Bhagavagd Gita - Session 27- Track 2706

Of these different ways of mobility, the determining force is Tapas. It is the force, the way by which this energy is guided, is monitored, you might say, is what is called tapas. Tapas is nothing but ‘force of concentration’. Even in our own ordinary mental consciousness, you will find that when you gather your energy on a particular point, which you call concentration, then that energy becomes more powerful. It becomes less powerful when it is dispersed: each energy which is a dispersal is less effective; but when the energy is focused, brought together, then it is very powerful. So, original movement of the divine energy is tāpasi, is very concentrated.

Now, whenever there is a concentration, it can give correct shapes, formations. All formations are results of Tapas: you concentrate one way, it gives one result, concentrate another way, you do another result. All shapes, all shaping is done by the power of Tapas.

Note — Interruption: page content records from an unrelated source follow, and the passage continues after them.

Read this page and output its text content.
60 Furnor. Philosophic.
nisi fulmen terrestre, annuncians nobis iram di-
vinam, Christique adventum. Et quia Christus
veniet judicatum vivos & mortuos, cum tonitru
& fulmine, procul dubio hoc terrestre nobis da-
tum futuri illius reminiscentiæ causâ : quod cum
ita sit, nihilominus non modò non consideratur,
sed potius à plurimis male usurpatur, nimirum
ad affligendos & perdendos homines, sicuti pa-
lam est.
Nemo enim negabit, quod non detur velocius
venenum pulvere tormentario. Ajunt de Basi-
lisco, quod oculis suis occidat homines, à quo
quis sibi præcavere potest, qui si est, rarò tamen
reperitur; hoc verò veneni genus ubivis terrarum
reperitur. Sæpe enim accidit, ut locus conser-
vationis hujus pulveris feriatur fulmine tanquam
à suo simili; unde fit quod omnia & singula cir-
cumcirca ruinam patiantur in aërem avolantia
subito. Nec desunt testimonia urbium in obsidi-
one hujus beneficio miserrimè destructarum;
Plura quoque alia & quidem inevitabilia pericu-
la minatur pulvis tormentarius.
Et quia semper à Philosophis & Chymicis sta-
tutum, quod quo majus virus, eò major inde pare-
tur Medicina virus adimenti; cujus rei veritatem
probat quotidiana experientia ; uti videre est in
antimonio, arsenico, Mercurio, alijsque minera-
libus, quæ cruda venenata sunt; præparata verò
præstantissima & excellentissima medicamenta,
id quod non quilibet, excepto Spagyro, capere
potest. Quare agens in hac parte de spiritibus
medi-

One big force moving by itself without restriction and limitation is what is called ‘universal’. I am now introducing a new term. So far I have spoken only one, which is complex; one that is two that is Purusha and Prakriti, or Ishwara or Shakti, or ardhanārīśvara, in images, to indicate that there is a reality which is complex and there is an inherent duality in it, duality which is more than duality, a duality which is in itself an identity. Now, I am introducing a new term: the term ‘universal’. ‘Universal’ is also a shape, a formation. The Supreme in Himself is more than the ‘universal’. When we speak of Purushottama, we speak of Him as ‘Transcendental’. ‘Transcendental’ means that which is more than ‘cosmos’, more than ‘universal’; it transcends the universe. Therefore it is Purushottama, supra-cosmic. Cosmic is only a ‘term’: term means that which is a terminal, ‘boundary’. So, universal is a term, it is a very peculiar term. Again, there is a contradiction when you use a term to describe it, but there is no other way of describing it. It is ‘boundless finite’: universal is ‘boundless finite’. This is the term that we can use for the universal.

Why is it ‘boundless’? It is boundless because there is no end of the universe. Today we speak of the ‘expanding universe’; this is the new concept of physics: ‘expanding universe’. The universe is constantly expanding. Where? In what? These are the mysterious questions which physics is not able to answer. If it is expanding, it should be expanding somewhere. But Indian thought had already a concept that ‘universe’ is ‘by-itself’…its very nature is ‘boundless finite’: it is a finite which is constantly expanding. There is no end of it, it is called anādi ananta. These two terms which are used very often in our Indian thought: the universe is anādi, and ananta. It has no beginning and no end. Therefore it is boundless, and yet at any given moment there is a boundary. It expands only when there is a boundary otherwise how can it expand? Expansion means that there is a boundary which is not expanding. So the only way by which the universe can be described is that it is ‘boundless finite’.

Now, in this boundless finite, there are millions of finites, each one having a boundary all around. Universe by itself has no boundary; it has a boundary which is constantly expanding. But in this boundless finite, there are millions of finite boundaries; so many bounded things which are called ‘forms’.

The universe is nothing but a huge manifestation of force, of Tapas, in which millions and billions of forms are released as it were, and they go forth. This is what is called in Sanskrit nāma rūpa. Millions and billions of nāma rūpa, everything having a name and everything having a rūpa, a form, are released. Now, in this manifestation, apart of nāma rūpa, this Tapas is also capable of forming something very peculiar. That peculiar manifestation is called Jiva, ‘the individual’. There is a difference between ‘particular’ and ‘individual’.